Sam stopped and watched for a second. Then he announced that three days before was the ninth anniversary of his date of hire.
Wow. Time flies.
The good people at Albertsons hired him as a courtesy clerk the summer after he graduated high school. He had help from a job coach, hired by the state, to make sure he got off to a good start.
Sam has received lots of raises through the years but he hasn’t sought promotions to jobs like checker or stocker because he doesn’t feel the kinds of problems they manage are the kinds of problems he could solve quickly.

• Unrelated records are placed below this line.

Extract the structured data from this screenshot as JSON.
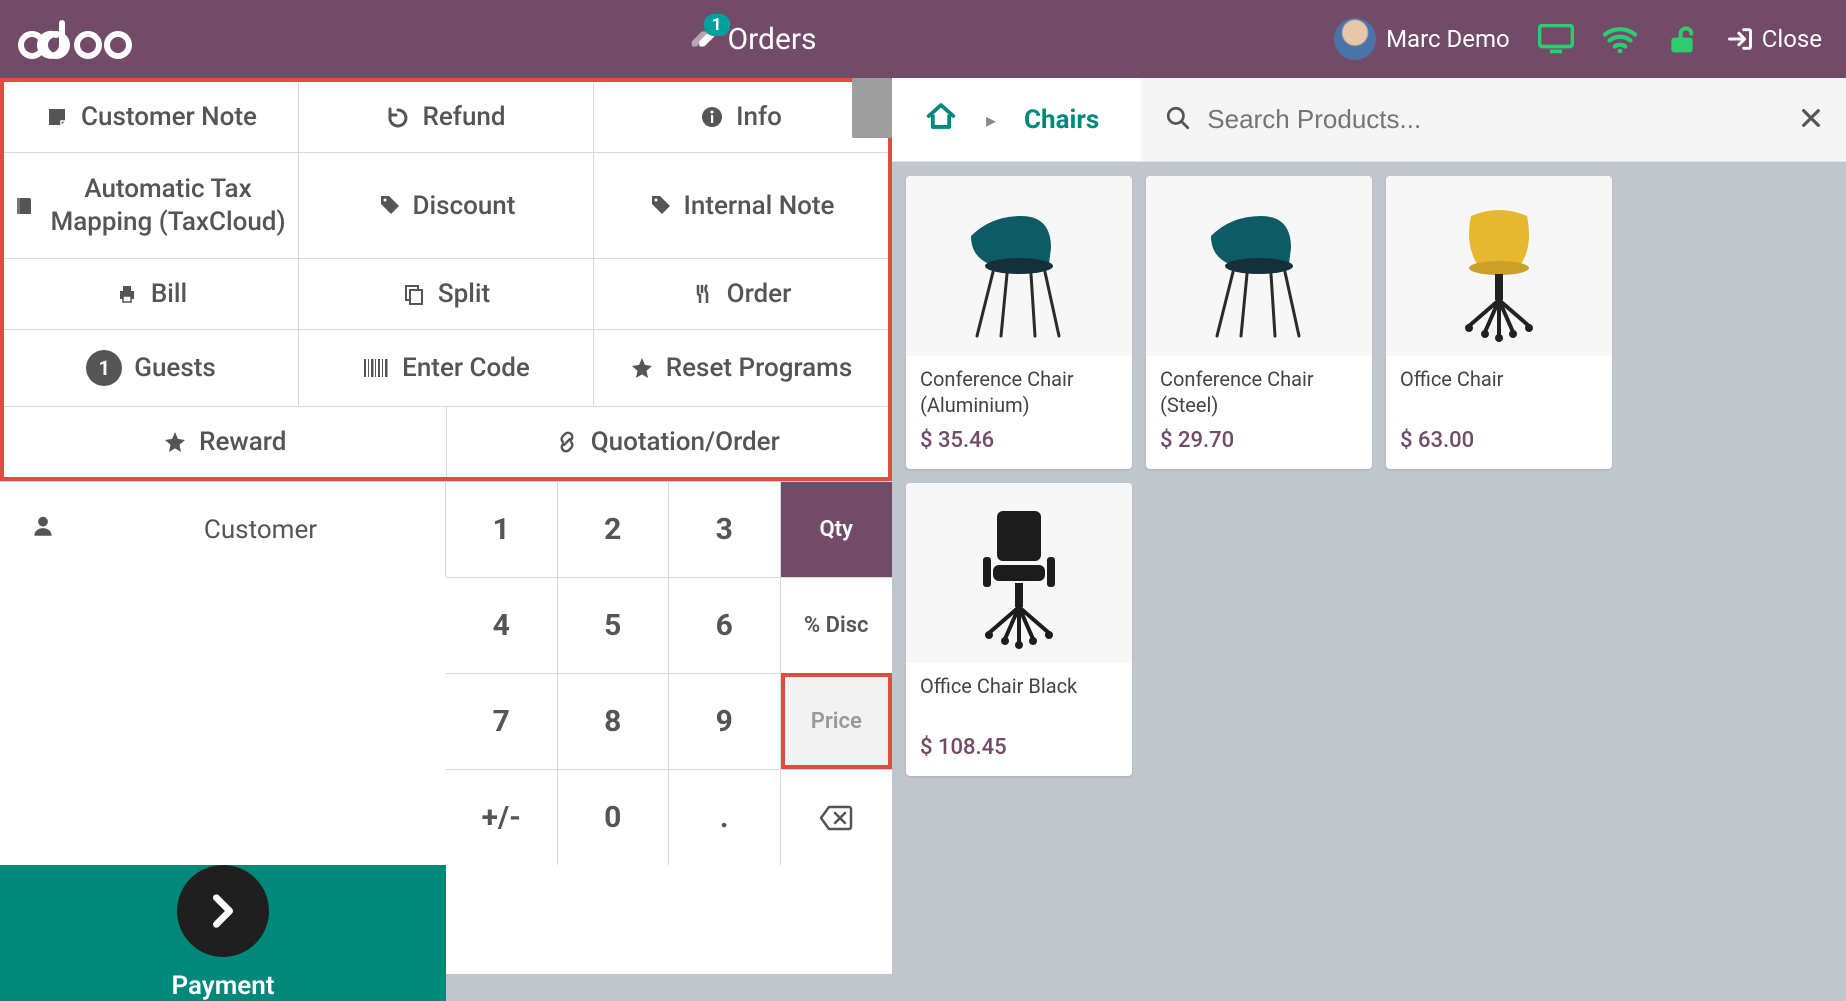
{
  "header": {
    "orders_label": "Orders",
    "orders_badge": "1",
    "user_name": "Marc Demo",
    "close_label": "Close"
  },
  "controlpad": {
    "customer_note": "Customer Note",
    "refund": "Refund",
    "info": "Info",
    "auto_tax": "Automatic Tax Mapping (TaxCloud)",
    "discount": "Discount",
    "internal_note": "Internal Note",
    "bill": "Bill",
    "split": "Split",
    "order": "Order",
    "guests": "Guests",
    "guests_count": "1",
    "enter_code": "Enter Code",
    "reset_programs": "Reset Programs",
    "reward": "Reward",
    "quotation_order": "Quotation/Order"
  },
  "left": {
    "customer_label": "Customer",
    "payment_label": "Payment"
  },
  "keypad": {
    "keys": [
      "1",
      "2",
      "3",
      "4",
      "5",
      "6",
      "7",
      "8",
      "9",
      "+/-",
      "0",
      "."
    ],
    "qty_label": "Qty",
    "disc_label": "% Disc",
    "price_label": "Price"
  },
  "breadcrumb": {
    "category": "Chairs"
  },
  "search": {
    "placeholder": "Search Products..."
  },
  "products": [
    {
      "name": "Conference Chair (Aluminium)",
      "price": "$ 35.46",
      "svg": "chair-teal-legs"
    },
    {
      "name": "Conference Chair (Steel)",
      "price": "$ 29.70",
      "svg": "chair-teal-legs"
    },
    {
      "name": "Office Chair",
      "price": "$ 63.00",
      "svg": "office-chair-yellow"
    },
    {
      "name": "Office Chair Black",
      "price": "$ 108.45",
      "svg": "office-chair-black"
    }
  ]
}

His favorite part of the job is retrieving carts. If you catch him heading out the door to fetch carts, you will see him ride a cart like a skateboard to the far side of the parking lot. He tells me it’s a move he invented.

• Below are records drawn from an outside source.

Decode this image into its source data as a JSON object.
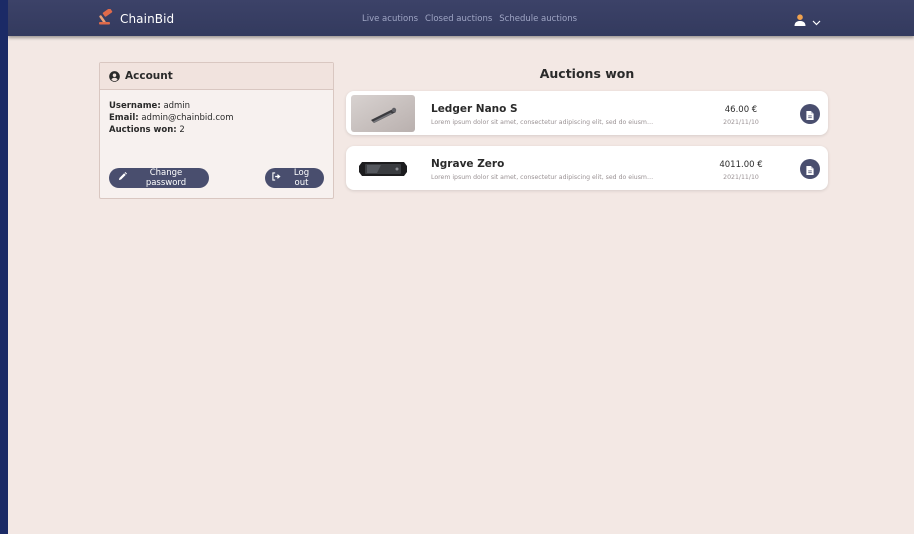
{
  "navbar": {
    "brand": "ChainBid",
    "links": [
      "Live acutions",
      "Closed auctions",
      "Schedule auctions"
    ]
  },
  "account": {
    "title": "Account",
    "username_label": "Username:",
    "username": "admin",
    "email_label": "Email:",
    "email": "admin@chainbid.com",
    "auctions_won_label": "Auctions won:",
    "auctions_won": "2",
    "change_password_label": "Change password",
    "logout_label": "Log out"
  },
  "auctions_won": {
    "title": "Auctions won",
    "items": [
      {
        "name": "Ledger Nano S",
        "description": "Lorem ipsum dolor sit amet, consectetur adipiscing elit, sed do eiusm…",
        "price": "46.00 €",
        "date": "2021/11/10"
      },
      {
        "name": "Ngrave Zero",
        "description": "Lorem ipsum dolor sit amet, consectetur adipiscing elit, sed do eiusm…",
        "price": "4011.00 €",
        "date": "2021/11/10"
      }
    ]
  },
  "colors": {
    "navbar": "#353b60",
    "background": "#f3e8e4",
    "button": "#494e6e",
    "outer": "#1b2a66"
  },
  "icons": {
    "brand": "gavel-icon",
    "user": "user-icon",
    "account": "user-circle-icon",
    "change_password": "pencil-icon",
    "logout": "sign-out-icon",
    "invoice": "file-icon"
  }
}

Sometimes, he says, the managers tell him there’s enough carts for now, and he needs to come back inside to help sack groceries.
He’s a good sacker, but he he thinks that the speedy sacking champions who used to make an appearance on The Late Show with David Letterman are just crazy.
Although I don’t have it on any authority at all, the store seemed too quiet after Wal-Mart opened at Rayzor Ranch. But recently, it’s been busy no matter what day or time I visit the store. I don’t know the reason, although I have my theories. People are struggling with the construction on University Drive. And more than once I’ve heard someone say they are tired of the crazy parking in the lot outside Kroger.
Who knows how much longer he’ll be there. He just headed out the door right now to walk to work. He’s a cheerful, reliable employee. When we were shopping yesterday, everyone, including the store manager, stopped to say hello.
As wonderful as working at Albertsons has been, and will likely continue to be, Sam should be celebrating his second or third anniversary in the tech sector. That’s what his degree is in. That’s where his talents are. That’s what the contract says with his new job coach.
The IT sector is desperate for employees. Sam’s brother, Michael, didn’t major in IT, and yet that is where he landed. It’s hard not to feel irony’s burn. We worked so hard to get to this point. Sam’s ready for the world. But the world isn’t ready for him at all.
It is tough to be a trail blazer. Sam is a fine young man who will make his mark on the world.